Prince Harry was handed a carved weapon during the visit to Tamatekapua Meeting House in Rotorua in which he gave a speech partially in Maori.
Hundreds of people turned out in the town for the couple's last walkabout.
The duke and duchess visited the Redwoods Tree Walk - their 76th and final engagement of the 16-day visit.
They have also been to Australia, Tonga and Fiji during their first overseas trip as a married couple.
At the welcome ceremony, the duke and duchess both exchanged Maori "hongi" greetings with well-wishers - pressing their nose and forehead together.
They were given Korowai cloaks, inspired by the Sussexes own coat of arms and featuring blue, gold, white and red silk.
The Duke of Sussex was presented with a tewhatewha - a Maori weapon featuring a point at one end and an axe at the other.
The duke said: "One of the joys of our visit to New Zealand has been the opportunity to meet so many young New Zealanders who are devoting their talents and energy to making a difference.
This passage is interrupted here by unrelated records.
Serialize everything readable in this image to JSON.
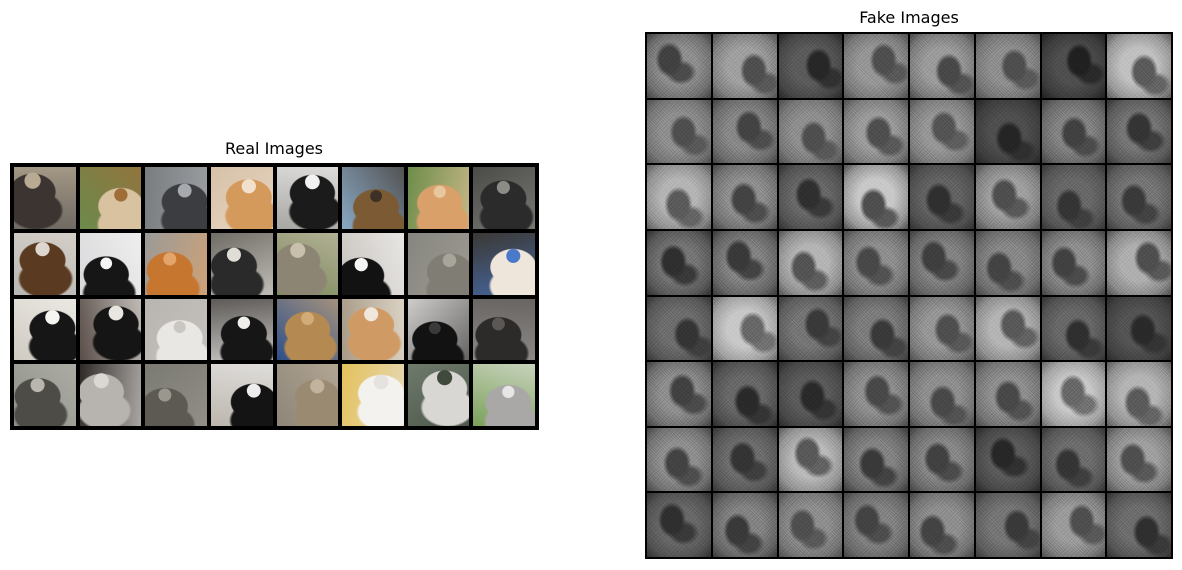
{
  "real_panel": {
    "title": "Real Images",
    "tiles": [
      {
        "bg": "#6f6a63",
        "fg": "#3b3430",
        "accent": "#b9aa93"
      },
      {
        "bg": "#6c8a4c",
        "fg": "#d8c2a0",
        "accent": "#a06c38"
      },
      {
        "bg": "#7a7d80",
        "fg": "#3b3d40",
        "accent": "#a6a9ad"
      },
      {
        "bg": "#d6c0a8",
        "fg": "#d49a5c",
        "accent": "#f0e0cc"
      },
      {
        "bg": "#a8a6a2",
        "fg": "#1b1b1b",
        "accent": "#f2f2f2"
      },
      {
        "bg": "#89a9c5",
        "fg": "#7b5a34",
        "accent": "#3d3024"
      },
      {
        "bg": "#6d8d4a",
        "fg": "#d9a06a",
        "accent": "#e8c69f"
      },
      {
        "bg": "#4a4b47",
        "fg": "#2b2b2b",
        "accent": "#8c8c86"
      },
      {
        "bg": "#b9b7b3",
        "fg": "#5b3a22",
        "accent": "#ded7cf"
      },
      {
        "bg": "#d9d9db",
        "fg": "#161616",
        "accent": "#f6f6f6"
      },
      {
        "bg": "#9a9a98",
        "fg": "#c6762e",
        "accent": "#e3a56a"
      },
      {
        "bg": "#6f6c66",
        "fg": "#2a2a2a",
        "accent": "#e0ddd6"
      },
      {
        "bg": "#7c8a5b",
        "fg": "#8d8574",
        "accent": "#c8bfad"
      },
      {
        "bg": "#c7c2bc",
        "fg": "#121212",
        "accent": "#f5f5f5"
      },
      {
        "bg": "#86857f",
        "fg": "#807e74",
        "accent": "#a7a49a"
      },
      {
        "bg": "#3b3834",
        "fg": "#eee6db",
        "accent": "#4a79c9"
      },
      {
        "bg": "#cfcac2",
        "fg": "#161616",
        "accent": "#f7f5f1"
      },
      {
        "bg": "#5a4e49",
        "fg": "#151515",
        "accent": "#e9e6e2"
      },
      {
        "bg": "#b8b5b1",
        "fg": "#e9e7e4",
        "accent": "#cac6c1"
      },
      {
        "bg": "#5d5a57",
        "fg": "#161616",
        "accent": "#f1efec"
      },
      {
        "bg": "#2e4f8a",
        "fg": "#b58a52",
        "accent": "#d2ac78"
      },
      {
        "bg": "#a89c88",
        "fg": "#d09a64",
        "accent": "#efe7dc"
      },
      {
        "bg": "#cfcdcb",
        "fg": "#121212",
        "accent": "#3a3a3a"
      },
      {
        "bg": "#8c8885",
        "fg": "#2d2b2a",
        "accent": "#5a5755"
      },
      {
        "bg": "#8f9289",
        "fg": "#4e4c46",
        "accent": "#b8b6ae"
      },
      {
        "bg": "#2f2a28",
        "fg": "#b7b3ae",
        "accent": "#dbd8d3"
      },
      {
        "bg": "#7b7a72",
        "fg": "#5c5a52",
        "accent": "#9a978e"
      },
      {
        "bg": "#bcb6ad",
        "fg": "#141414",
        "accent": "#ededed"
      },
      {
        "bg": "#8d8578",
        "fg": "#9b8a72",
        "accent": "#c1b39e"
      },
      {
        "bg": "#e4c15a",
        "fg": "#f4f2ef",
        "accent": "#e6e3de"
      },
      {
        "bg": "#6e7a6c",
        "fg": "#d8d7d4",
        "accent": "#3f4a3d"
      },
      {
        "bg": "#7aa15a",
        "fg": "#a9a8a6",
        "accent": "#e7e6e4"
      }
    ]
  },
  "fake_panel": {
    "title": "Fake Images",
    "tiles": [
      {
        "l": 0.55,
        "d": 0.25
      },
      {
        "l": 0.62,
        "d": 0.3
      },
      {
        "l": 0.35,
        "d": 0.15
      },
      {
        "l": 0.58,
        "d": 0.3
      },
      {
        "l": 0.6,
        "d": 0.28
      },
      {
        "l": 0.55,
        "d": 0.3
      },
      {
        "l": 0.3,
        "d": 0.12
      },
      {
        "l": 0.75,
        "d": 0.35
      },
      {
        "l": 0.55,
        "d": 0.3
      },
      {
        "l": 0.52,
        "d": 0.26
      },
      {
        "l": 0.55,
        "d": 0.3
      },
      {
        "l": 0.6,
        "d": 0.3
      },
      {
        "l": 0.58,
        "d": 0.32
      },
      {
        "l": 0.3,
        "d": 0.14
      },
      {
        "l": 0.5,
        "d": 0.25
      },
      {
        "l": 0.45,
        "d": 0.2
      },
      {
        "l": 0.7,
        "d": 0.35
      },
      {
        "l": 0.55,
        "d": 0.26
      },
      {
        "l": 0.4,
        "d": 0.18
      },
      {
        "l": 0.78,
        "d": 0.3
      },
      {
        "l": 0.38,
        "d": 0.18
      },
      {
        "l": 0.62,
        "d": 0.3
      },
      {
        "l": 0.4,
        "d": 0.2
      },
      {
        "l": 0.45,
        "d": 0.22
      },
      {
        "l": 0.45,
        "d": 0.18
      },
      {
        "l": 0.5,
        "d": 0.22
      },
      {
        "l": 0.7,
        "d": 0.32
      },
      {
        "l": 0.55,
        "d": 0.28
      },
      {
        "l": 0.5,
        "d": 0.24
      },
      {
        "l": 0.52,
        "d": 0.26
      },
      {
        "l": 0.55,
        "d": 0.25
      },
      {
        "l": 0.68,
        "d": 0.3
      },
      {
        "l": 0.42,
        "d": 0.2
      },
      {
        "l": 0.78,
        "d": 0.4
      },
      {
        "l": 0.45,
        "d": 0.22
      },
      {
        "l": 0.48,
        "d": 0.22
      },
      {
        "l": 0.58,
        "d": 0.3
      },
      {
        "l": 0.7,
        "d": 0.34
      },
      {
        "l": 0.4,
        "d": 0.18
      },
      {
        "l": 0.32,
        "d": 0.16
      },
      {
        "l": 0.55,
        "d": 0.25
      },
      {
        "l": 0.4,
        "d": 0.16
      },
      {
        "l": 0.35,
        "d": 0.16
      },
      {
        "l": 0.55,
        "d": 0.28
      },
      {
        "l": 0.55,
        "d": 0.28
      },
      {
        "l": 0.55,
        "d": 0.28
      },
      {
        "l": 0.78,
        "d": 0.4
      },
      {
        "l": 0.7,
        "d": 0.35
      },
      {
        "l": 0.55,
        "d": 0.26
      },
      {
        "l": 0.42,
        "d": 0.2
      },
      {
        "l": 0.72,
        "d": 0.34
      },
      {
        "l": 0.5,
        "d": 0.22
      },
      {
        "l": 0.52,
        "d": 0.25
      },
      {
        "l": 0.35,
        "d": 0.15
      },
      {
        "l": 0.42,
        "d": 0.2
      },
      {
        "l": 0.62,
        "d": 0.3
      },
      {
        "l": 0.4,
        "d": 0.18
      },
      {
        "l": 0.5,
        "d": 0.22
      },
      {
        "l": 0.55,
        "d": 0.3
      },
      {
        "l": 0.5,
        "d": 0.26
      },
      {
        "l": 0.55,
        "d": 0.26
      },
      {
        "l": 0.45,
        "d": 0.22
      },
      {
        "l": 0.6,
        "d": 0.3
      },
      {
        "l": 0.42,
        "d": 0.18
      }
    ]
  }
}
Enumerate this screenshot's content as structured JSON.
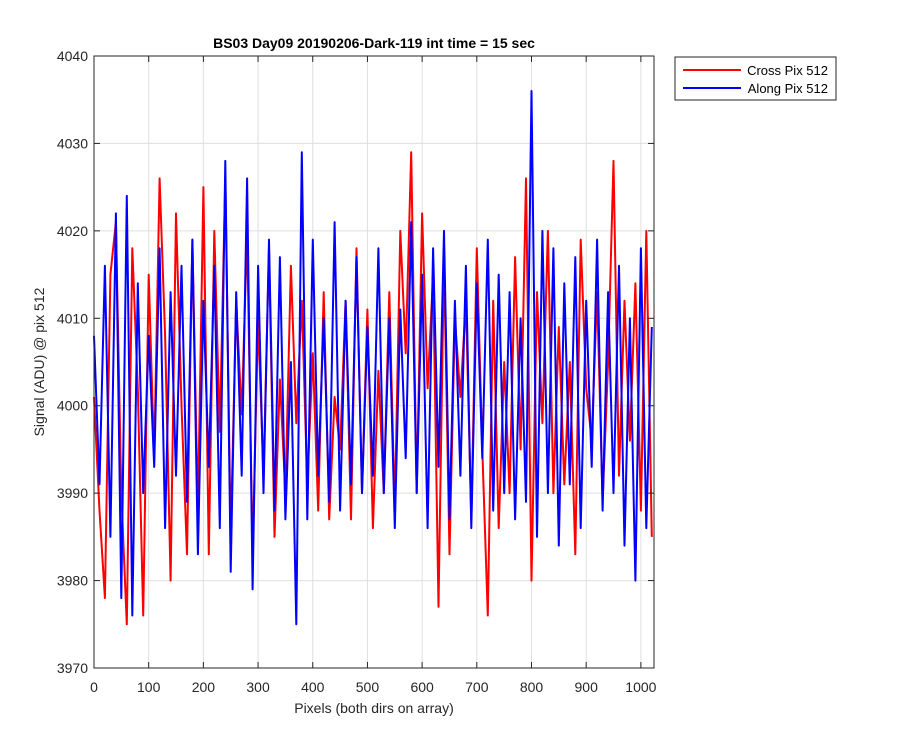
{
  "chart_data": {
    "type": "line",
    "title": "BS03 Day09 20190206-Dark-119 int time = 15 sec",
    "xlabel": "Pixels (both dirs on array)",
    "ylabel": "Signal (ADU) @ pix 512",
    "xlim": [
      0,
      1024
    ],
    "ylim": [
      3970,
      4040
    ],
    "xticks": [
      0,
      100,
      200,
      300,
      400,
      500,
      600,
      700,
      800,
      900,
      1000
    ],
    "yticks": [
      3970,
      3980,
      3990,
      4000,
      4010,
      4020,
      4030,
      4040
    ],
    "grid": true,
    "legend_location": "outside-top-right",
    "series": [
      {
        "name": "Cross Pix 512",
        "color": "#ff0000",
        "x": [
          0,
          10,
          20,
          30,
          40,
          50,
          60,
          70,
          80,
          90,
          100,
          110,
          120,
          130,
          140,
          150,
          160,
          170,
          180,
          190,
          200,
          210,
          220,
          230,
          240,
          250,
          260,
          270,
          280,
          290,
          300,
          310,
          320,
          330,
          340,
          350,
          360,
          370,
          380,
          390,
          400,
          410,
          420,
          430,
          440,
          450,
          460,
          470,
          480,
          490,
          500,
          510,
          520,
          530,
          540,
          550,
          560,
          570,
          580,
          590,
          600,
          610,
          620,
          630,
          640,
          650,
          660,
          670,
          680,
          690,
          700,
          710,
          720,
          730,
          740,
          750,
          760,
          770,
          780,
          790,
          800,
          810,
          820,
          830,
          840,
          850,
          860,
          870,
          880,
          890,
          900,
          910,
          920,
          930,
          940,
          950,
          960,
          970,
          980,
          990,
          1000,
          1010,
          1020
        ],
        "y": [
          4001,
          3988,
          3978,
          4015,
          4021,
          3990,
          3975,
          4018,
          4002,
          3976,
          4015,
          3994,
          4026,
          4008,
          3980,
          4022,
          4000,
          3983,
          4019,
          3988,
          4025,
          3983,
          4020,
          3997,
          4026,
          3985,
          4012,
          3999,
          4020,
          3983,
          4010,
          3992,
          4018,
          3985,
          4003,
          3990,
          4016,
          3998,
          4012,
          3991,
          4006,
          3988,
          4013,
          3987,
          4001,
          3995,
          4012,
          3987,
          4018,
          3990,
          4011,
          3986,
          4004,
          3990,
          4013,
          3988,
          4020,
          4006,
          4029,
          3990,
          4022,
          4002,
          4015,
          3977,
          4017,
          3983,
          4010,
          4001,
          4012,
          3987,
          4018,
          3995,
          3976,
          4012,
          3986,
          4005,
          3990,
          4017,
          3995,
          4026,
          3980,
          4013,
          3998,
          4020,
          3990,
          4009,
          3991,
          4005,
          3983,
          4019,
          4002,
          3996,
          4013,
          3989,
          4005,
          4028,
          3992,
          4012,
          3996,
          4014,
          3988,
          4020,
          3985
        ]
      },
      {
        "name": "Along Pix 512",
        "color": "#0000ff",
        "x": [
          0,
          10,
          20,
          30,
          40,
          50,
          60,
          70,
          80,
          90,
          100,
          110,
          120,
          130,
          140,
          150,
          160,
          170,
          180,
          190,
          200,
          210,
          220,
          230,
          240,
          250,
          260,
          270,
          280,
          290,
          300,
          310,
          320,
          330,
          340,
          350,
          360,
          370,
          380,
          390,
          400,
          410,
          420,
          430,
          440,
          450,
          460,
          470,
          480,
          490,
          500,
          510,
          520,
          530,
          540,
          550,
          560,
          570,
          580,
          590,
          600,
          610,
          620,
          630,
          640,
          650,
          660,
          670,
          680,
          690,
          700,
          710,
          720,
          730,
          740,
          750,
          760,
          770,
          780,
          790,
          800,
          810,
          820,
          830,
          840,
          850,
          860,
          870,
          880,
          890,
          900,
          910,
          920,
          930,
          940,
          950,
          960,
          970,
          980,
          990,
          1000,
          1010,
          1020
        ],
        "y": [
          4008,
          3991,
          4016,
          3985,
          4022,
          3978,
          4024,
          3976,
          4014,
          3990,
          4008,
          3993,
          4018,
          3986,
          4013,
          3992,
          4016,
          3989,
          4019,
          3983,
          4012,
          3993,
          4016,
          3986,
          4028,
          3981,
          4013,
          3992,
          4026,
          3979,
          4016,
          3990,
          4019,
          3988,
          4017,
          3987,
          4005,
          3975,
          4029,
          3987,
          4019,
          3992,
          4010,
          3989,
          4021,
          3988,
          4012,
          3991,
          4017,
          3990,
          4009,
          3992,
          4018,
          3990,
          4010,
          3986,
          4011,
          3994,
          4021,
          3990,
          4015,
          3986,
          4018,
          3993,
          4020,
          3987,
          4012,
          3992,
          4016,
          3986,
          4014,
          3994,
          4019,
          3988,
          4015,
          3990,
          4013,
          3987,
          4010,
          3989,
          4036,
          3985,
          4020,
          3990,
          4018,
          3984,
          4014,
          3991,
          4017,
          3986,
          4012,
          3993,
          4019,
          3988,
          4013,
          3990,
          4016,
          3984,
          4010,
          3980,
          4018,
          3986,
          4009
        ]
      }
    ]
  }
}
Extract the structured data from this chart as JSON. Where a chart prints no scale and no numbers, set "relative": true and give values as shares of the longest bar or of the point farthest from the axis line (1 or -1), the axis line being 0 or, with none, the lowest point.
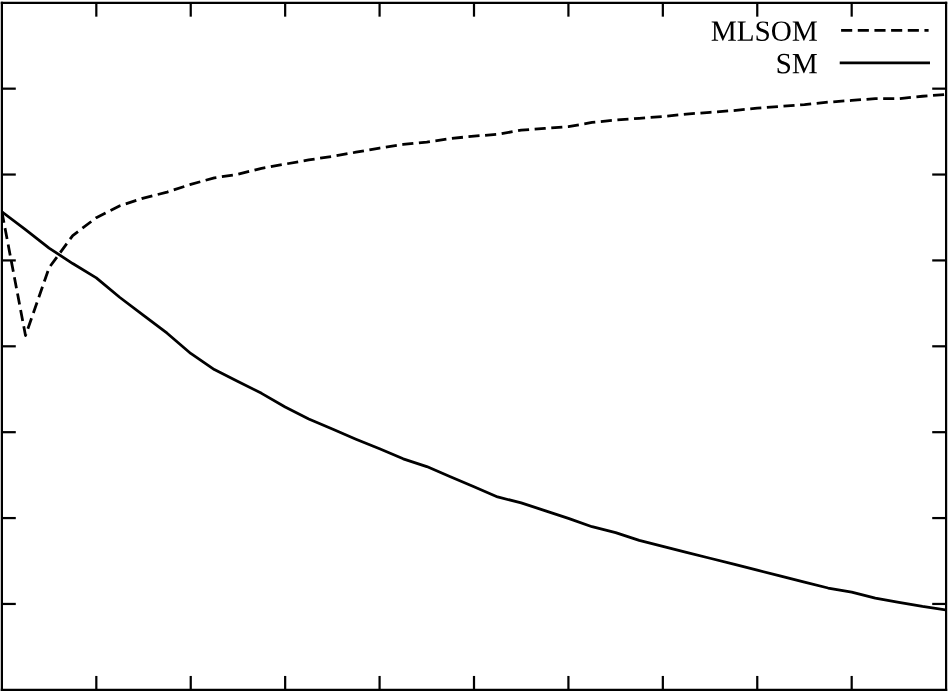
{
  "chart_data": {
    "type": "line",
    "relative": true,
    "legend": "top right",
    "grid": false,
    "categories": [
      null,
      null,
      null,
      null,
      null,
      null,
      null,
      null,
      null,
      null,
      null,
      null,
      null,
      null,
      null,
      null,
      null,
      null,
      null,
      null,
      null,
      null,
      null,
      null,
      null,
      null,
      null,
      null,
      null,
      null,
      null,
      null,
      null,
      null,
      null,
      null,
      null,
      null,
      null,
      null,
      null
    ],
    "series": [
      {
        "name": "MLSOM",
        "color": "#000000",
        "line_style": "dashed",
        "values": [
          0.803,
          0.595,
          0.709,
          0.763,
          0.793,
          0.813,
          0.826,
          0.836,
          0.849,
          0.86,
          0.866,
          0.876,
          0.883,
          0.89,
          0.896,
          0.903,
          0.91,
          0.916,
          0.92,
          0.926,
          0.93,
          0.933,
          0.94,
          0.943,
          0.946,
          0.953,
          0.957,
          0.96,
          0.963,
          0.967,
          0.97,
          0.973,
          0.977,
          0.98,
          0.983,
          0.987,
          0.99,
          0.993,
          0.993,
          0.997,
          1.0
        ]
      },
      {
        "name": "SM",
        "color": "#000000",
        "line_style": "solid",
        "values": [
          0.803,
          0.773,
          0.742,
          0.716,
          0.692,
          0.659,
          0.629,
          0.599,
          0.565,
          0.538,
          0.518,
          0.498,
          0.475,
          0.455,
          0.438,
          0.421,
          0.405,
          0.388,
          0.375,
          0.358,
          0.341,
          0.324,
          0.314,
          0.301,
          0.288,
          0.274,
          0.264,
          0.251,
          0.241,
          0.231,
          0.221,
          0.211,
          0.201,
          0.191,
          0.181,
          0.171,
          0.164,
          0.154,
          0.147,
          0.14,
          0.134
        ]
      }
    ]
  }
}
"There are creative, gifted and caring Te Arawa Rangatahi [young people] here, who are using their talents to preserve and promote the Maori language, to support mental wellbeing, and to achieve in areas that will benefit their communities, and their country."
The Duke and Duchess of Sussex then spent more than their allotted 30 minutes meeting the crowds outside.
There was also time to look at chicks at the National Kiwi Hatchery at Rainbow Springs.
Later, during their visit to the Redwoods Tree Walk, the couple met members of a mountain biking community.
The duke and duchess will return to Auckland before leaving for London on Thursday.